Critics argue that corporate defendants have developed a systematic playbook. First, hire elite restructuring counsel. Second, create a subsidiary. Third, assign all mass tort liabilities to it. Fourth, file for Chapter 11. The moment the bankruptcy petition is filed, an automatic stay freezes all ongoing litigation. Plaintiffs many of them terminally ill must wait years for resolution. Many die before seeing any compensation. Their families inherit claims that are often settled for pennies on the dollar because the bankruptcy estate controls the process.
Proponents of the strategy argue that it actually benefits claimants. They contend that bankruptcy allows for orderly, equitable distribution of a finite pool of assets, preventing early claimants from gobbling up compensation before later ones can be heard. There is something to this argument in theory. In practice, however, the parent corporation continues to operate profitably, returning dividends to shareholders, while the litigation subsidiary funded by a predetermined amount from the parent becomes the sole recourse for thousands of injured individuals.

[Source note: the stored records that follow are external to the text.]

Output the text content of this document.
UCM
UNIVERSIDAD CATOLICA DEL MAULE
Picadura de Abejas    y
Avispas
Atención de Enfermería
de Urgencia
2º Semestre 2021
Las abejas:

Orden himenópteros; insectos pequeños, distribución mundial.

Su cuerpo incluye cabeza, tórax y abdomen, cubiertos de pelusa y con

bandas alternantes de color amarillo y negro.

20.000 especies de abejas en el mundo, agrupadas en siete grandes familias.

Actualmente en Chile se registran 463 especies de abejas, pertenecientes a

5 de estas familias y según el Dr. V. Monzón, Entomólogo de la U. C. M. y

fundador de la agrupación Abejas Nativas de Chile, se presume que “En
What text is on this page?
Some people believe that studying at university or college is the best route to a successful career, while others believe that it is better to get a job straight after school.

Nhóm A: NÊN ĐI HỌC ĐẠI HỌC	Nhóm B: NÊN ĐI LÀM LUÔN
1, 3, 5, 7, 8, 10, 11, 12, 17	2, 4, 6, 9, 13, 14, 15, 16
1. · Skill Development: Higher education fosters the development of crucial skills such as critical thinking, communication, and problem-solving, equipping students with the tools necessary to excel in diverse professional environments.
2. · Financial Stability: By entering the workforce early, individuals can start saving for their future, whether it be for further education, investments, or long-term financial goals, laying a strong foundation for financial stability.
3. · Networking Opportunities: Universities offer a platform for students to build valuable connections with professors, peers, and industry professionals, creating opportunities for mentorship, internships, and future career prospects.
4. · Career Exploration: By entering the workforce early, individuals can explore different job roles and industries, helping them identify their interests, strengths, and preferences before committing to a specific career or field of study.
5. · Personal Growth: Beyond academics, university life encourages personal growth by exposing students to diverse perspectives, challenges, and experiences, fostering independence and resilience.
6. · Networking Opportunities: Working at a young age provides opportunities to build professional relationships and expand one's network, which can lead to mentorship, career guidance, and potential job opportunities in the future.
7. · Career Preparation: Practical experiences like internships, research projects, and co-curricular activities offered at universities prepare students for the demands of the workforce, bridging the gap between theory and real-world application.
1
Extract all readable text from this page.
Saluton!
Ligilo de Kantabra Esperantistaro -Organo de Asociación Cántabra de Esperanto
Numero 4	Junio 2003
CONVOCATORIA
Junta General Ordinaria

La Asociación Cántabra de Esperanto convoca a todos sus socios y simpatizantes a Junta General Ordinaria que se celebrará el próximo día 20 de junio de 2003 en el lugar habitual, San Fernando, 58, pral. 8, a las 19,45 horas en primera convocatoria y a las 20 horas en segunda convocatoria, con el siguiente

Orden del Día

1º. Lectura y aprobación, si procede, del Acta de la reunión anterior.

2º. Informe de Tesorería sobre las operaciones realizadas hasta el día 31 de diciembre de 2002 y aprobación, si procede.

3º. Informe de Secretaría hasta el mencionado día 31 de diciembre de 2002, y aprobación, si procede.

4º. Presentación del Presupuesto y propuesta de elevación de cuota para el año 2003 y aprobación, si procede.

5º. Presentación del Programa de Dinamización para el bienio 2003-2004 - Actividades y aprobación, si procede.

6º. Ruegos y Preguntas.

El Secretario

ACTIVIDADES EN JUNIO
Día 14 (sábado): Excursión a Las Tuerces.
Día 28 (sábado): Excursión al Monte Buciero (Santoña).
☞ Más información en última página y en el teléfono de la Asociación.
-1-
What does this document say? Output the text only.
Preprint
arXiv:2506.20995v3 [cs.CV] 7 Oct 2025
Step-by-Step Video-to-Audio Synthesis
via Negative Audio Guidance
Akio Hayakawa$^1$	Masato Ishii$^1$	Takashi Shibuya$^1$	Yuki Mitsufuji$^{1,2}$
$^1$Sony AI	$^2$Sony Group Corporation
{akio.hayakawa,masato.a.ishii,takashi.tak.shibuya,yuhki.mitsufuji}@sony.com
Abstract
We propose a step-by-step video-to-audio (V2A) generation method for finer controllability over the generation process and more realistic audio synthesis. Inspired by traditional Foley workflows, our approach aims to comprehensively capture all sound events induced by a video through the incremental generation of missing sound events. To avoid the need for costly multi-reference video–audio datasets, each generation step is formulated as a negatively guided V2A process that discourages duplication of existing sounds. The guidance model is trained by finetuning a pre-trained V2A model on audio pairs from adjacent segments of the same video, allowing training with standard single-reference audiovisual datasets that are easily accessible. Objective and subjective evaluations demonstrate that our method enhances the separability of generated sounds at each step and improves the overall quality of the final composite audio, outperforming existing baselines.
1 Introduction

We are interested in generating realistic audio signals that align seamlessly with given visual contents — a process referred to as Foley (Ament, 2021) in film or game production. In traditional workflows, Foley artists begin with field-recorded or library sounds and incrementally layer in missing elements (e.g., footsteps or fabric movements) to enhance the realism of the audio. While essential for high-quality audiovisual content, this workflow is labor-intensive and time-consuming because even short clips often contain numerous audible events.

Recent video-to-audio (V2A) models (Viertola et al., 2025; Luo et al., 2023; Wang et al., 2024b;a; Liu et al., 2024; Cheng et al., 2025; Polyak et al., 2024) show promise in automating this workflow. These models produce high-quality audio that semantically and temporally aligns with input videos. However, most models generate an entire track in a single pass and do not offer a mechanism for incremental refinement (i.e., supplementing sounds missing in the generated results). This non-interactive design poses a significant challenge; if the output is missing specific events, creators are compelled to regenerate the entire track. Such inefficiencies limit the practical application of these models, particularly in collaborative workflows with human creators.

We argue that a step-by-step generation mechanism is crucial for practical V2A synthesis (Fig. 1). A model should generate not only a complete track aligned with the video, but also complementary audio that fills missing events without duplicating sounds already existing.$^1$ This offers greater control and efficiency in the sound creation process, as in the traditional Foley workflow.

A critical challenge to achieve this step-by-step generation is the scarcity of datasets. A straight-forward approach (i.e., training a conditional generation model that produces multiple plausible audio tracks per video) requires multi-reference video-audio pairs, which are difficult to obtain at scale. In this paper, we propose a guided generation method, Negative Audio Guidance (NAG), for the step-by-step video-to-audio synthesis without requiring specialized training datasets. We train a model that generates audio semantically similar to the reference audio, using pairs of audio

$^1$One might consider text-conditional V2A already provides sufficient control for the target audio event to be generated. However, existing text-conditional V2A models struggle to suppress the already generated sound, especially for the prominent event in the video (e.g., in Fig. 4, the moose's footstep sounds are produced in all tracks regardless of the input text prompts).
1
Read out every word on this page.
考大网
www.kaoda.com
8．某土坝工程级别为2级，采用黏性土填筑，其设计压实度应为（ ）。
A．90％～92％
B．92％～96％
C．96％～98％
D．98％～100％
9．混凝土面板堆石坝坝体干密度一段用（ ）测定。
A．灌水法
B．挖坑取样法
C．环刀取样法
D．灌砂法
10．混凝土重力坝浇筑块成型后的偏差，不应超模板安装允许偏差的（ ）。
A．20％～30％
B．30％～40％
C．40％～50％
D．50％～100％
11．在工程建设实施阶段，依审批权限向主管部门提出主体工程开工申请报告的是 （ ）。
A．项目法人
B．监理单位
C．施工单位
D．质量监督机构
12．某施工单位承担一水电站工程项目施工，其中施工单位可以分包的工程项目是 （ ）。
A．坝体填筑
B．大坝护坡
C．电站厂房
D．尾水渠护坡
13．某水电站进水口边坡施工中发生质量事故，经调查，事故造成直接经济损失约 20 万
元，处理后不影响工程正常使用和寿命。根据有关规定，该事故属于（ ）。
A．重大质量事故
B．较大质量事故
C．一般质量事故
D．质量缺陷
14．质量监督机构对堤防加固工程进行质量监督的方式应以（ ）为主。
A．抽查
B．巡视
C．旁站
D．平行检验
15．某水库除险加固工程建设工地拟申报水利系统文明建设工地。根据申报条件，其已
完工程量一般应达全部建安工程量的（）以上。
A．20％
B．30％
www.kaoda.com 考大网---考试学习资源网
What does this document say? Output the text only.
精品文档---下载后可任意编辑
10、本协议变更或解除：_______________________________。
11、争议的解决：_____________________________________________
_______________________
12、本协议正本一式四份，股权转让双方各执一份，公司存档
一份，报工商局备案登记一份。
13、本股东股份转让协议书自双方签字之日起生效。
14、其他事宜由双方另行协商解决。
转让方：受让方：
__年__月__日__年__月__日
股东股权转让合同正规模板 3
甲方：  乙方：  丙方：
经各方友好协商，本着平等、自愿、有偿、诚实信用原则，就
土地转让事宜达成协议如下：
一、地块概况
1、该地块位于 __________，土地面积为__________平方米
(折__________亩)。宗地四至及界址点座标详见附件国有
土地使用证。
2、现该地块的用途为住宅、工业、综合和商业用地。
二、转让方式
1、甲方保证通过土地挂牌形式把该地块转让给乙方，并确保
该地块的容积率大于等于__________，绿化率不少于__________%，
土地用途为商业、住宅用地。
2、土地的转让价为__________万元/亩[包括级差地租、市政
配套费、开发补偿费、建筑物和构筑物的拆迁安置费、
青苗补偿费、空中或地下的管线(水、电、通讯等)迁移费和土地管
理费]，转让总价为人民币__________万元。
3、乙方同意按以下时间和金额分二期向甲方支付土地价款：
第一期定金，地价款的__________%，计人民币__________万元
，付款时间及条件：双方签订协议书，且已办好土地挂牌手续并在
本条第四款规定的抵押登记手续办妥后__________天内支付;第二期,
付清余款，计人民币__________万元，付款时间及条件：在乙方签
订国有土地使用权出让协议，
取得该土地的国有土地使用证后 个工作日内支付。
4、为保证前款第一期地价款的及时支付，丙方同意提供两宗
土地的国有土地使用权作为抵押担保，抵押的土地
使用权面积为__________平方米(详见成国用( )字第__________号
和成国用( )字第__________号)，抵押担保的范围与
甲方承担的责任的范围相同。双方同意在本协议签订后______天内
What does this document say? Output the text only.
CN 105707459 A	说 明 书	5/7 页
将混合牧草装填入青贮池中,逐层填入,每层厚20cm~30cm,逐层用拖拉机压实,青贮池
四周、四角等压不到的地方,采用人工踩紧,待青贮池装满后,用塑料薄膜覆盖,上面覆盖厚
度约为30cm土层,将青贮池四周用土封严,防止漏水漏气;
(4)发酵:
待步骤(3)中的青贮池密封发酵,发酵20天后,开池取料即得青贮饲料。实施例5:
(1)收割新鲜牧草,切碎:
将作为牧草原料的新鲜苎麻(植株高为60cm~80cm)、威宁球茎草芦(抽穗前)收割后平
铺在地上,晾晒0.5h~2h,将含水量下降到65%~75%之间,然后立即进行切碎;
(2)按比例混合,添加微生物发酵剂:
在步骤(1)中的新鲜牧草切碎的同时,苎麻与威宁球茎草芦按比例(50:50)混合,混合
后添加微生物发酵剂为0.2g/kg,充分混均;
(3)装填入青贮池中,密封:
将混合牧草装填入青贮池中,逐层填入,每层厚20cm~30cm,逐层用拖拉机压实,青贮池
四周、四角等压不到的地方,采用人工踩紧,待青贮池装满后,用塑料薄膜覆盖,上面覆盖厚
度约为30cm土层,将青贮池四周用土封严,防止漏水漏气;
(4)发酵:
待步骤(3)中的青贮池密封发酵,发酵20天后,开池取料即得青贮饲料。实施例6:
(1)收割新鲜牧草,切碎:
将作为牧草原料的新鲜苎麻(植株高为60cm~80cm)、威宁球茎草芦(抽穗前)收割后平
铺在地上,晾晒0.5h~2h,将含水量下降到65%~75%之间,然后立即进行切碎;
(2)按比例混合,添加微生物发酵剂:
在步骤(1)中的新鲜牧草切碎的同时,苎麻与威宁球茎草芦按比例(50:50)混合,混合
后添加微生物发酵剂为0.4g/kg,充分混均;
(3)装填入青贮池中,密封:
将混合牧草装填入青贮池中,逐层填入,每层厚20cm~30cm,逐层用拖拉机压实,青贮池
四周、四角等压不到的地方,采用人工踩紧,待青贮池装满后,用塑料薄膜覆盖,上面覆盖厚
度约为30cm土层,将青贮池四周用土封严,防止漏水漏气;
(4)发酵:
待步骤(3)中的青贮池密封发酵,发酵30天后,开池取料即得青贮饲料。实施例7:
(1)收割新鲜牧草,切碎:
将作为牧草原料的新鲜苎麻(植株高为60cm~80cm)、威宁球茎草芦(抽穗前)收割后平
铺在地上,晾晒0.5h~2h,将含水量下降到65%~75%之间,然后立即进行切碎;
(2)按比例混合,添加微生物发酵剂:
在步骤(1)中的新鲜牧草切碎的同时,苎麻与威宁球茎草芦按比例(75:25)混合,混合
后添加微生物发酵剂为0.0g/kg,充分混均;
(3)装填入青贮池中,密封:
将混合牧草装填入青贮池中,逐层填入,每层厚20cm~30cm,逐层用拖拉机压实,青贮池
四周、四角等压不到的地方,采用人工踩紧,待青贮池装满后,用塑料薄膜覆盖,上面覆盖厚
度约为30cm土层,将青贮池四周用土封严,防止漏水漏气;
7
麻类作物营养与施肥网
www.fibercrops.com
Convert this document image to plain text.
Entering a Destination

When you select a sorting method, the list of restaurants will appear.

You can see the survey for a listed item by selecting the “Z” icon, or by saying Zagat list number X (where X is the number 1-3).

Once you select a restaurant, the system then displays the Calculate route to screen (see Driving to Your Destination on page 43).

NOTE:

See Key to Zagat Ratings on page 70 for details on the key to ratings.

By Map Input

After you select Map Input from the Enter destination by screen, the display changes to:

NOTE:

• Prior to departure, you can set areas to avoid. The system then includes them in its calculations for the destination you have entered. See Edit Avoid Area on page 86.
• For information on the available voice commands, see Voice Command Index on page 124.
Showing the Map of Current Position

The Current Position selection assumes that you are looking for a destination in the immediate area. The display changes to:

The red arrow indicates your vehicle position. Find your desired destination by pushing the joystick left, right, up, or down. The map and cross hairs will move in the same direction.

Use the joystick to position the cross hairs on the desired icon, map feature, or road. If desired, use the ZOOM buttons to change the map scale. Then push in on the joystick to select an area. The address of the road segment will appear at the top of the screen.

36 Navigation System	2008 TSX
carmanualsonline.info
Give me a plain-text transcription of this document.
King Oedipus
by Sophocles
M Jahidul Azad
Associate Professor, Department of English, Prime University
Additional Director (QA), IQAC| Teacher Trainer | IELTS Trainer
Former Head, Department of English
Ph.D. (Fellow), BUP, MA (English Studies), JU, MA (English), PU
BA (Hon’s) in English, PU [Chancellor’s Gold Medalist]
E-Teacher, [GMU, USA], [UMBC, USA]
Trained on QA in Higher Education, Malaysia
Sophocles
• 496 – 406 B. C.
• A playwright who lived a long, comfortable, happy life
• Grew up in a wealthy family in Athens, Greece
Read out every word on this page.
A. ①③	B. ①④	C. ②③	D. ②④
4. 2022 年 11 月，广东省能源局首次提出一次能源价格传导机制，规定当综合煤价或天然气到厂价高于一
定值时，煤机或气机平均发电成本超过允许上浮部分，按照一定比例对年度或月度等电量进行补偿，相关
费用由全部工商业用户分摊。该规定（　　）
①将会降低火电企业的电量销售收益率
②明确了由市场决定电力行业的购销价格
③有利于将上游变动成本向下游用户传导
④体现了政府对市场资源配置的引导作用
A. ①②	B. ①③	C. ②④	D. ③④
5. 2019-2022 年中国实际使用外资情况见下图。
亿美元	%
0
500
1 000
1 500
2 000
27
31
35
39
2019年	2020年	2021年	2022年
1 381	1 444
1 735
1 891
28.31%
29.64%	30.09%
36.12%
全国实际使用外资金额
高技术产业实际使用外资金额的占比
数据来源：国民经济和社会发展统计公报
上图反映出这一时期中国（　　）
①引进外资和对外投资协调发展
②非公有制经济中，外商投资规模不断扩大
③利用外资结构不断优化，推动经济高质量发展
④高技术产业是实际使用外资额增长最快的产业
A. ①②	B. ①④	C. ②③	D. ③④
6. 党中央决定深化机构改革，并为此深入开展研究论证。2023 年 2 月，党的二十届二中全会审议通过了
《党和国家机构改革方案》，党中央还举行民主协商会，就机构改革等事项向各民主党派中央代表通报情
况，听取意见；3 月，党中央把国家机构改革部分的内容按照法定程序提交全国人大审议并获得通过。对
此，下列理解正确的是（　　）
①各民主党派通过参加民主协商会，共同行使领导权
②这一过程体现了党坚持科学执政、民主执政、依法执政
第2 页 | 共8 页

The legal community is divided. Some bankruptcy scholars believe that the automatic stay provisions are being weaponised. Others argue that Congress has the power to fix this and has simply failed to act. Legislative proposals have been floated in the Senate that would require a showing of genuine financial distress before mass tort defendants may invoke Chapter 11, but none have advanced meaningfully. Until that changes, the Texas Two-Step remains a powerful and morally troubling tool in corporate America's legal arsenal.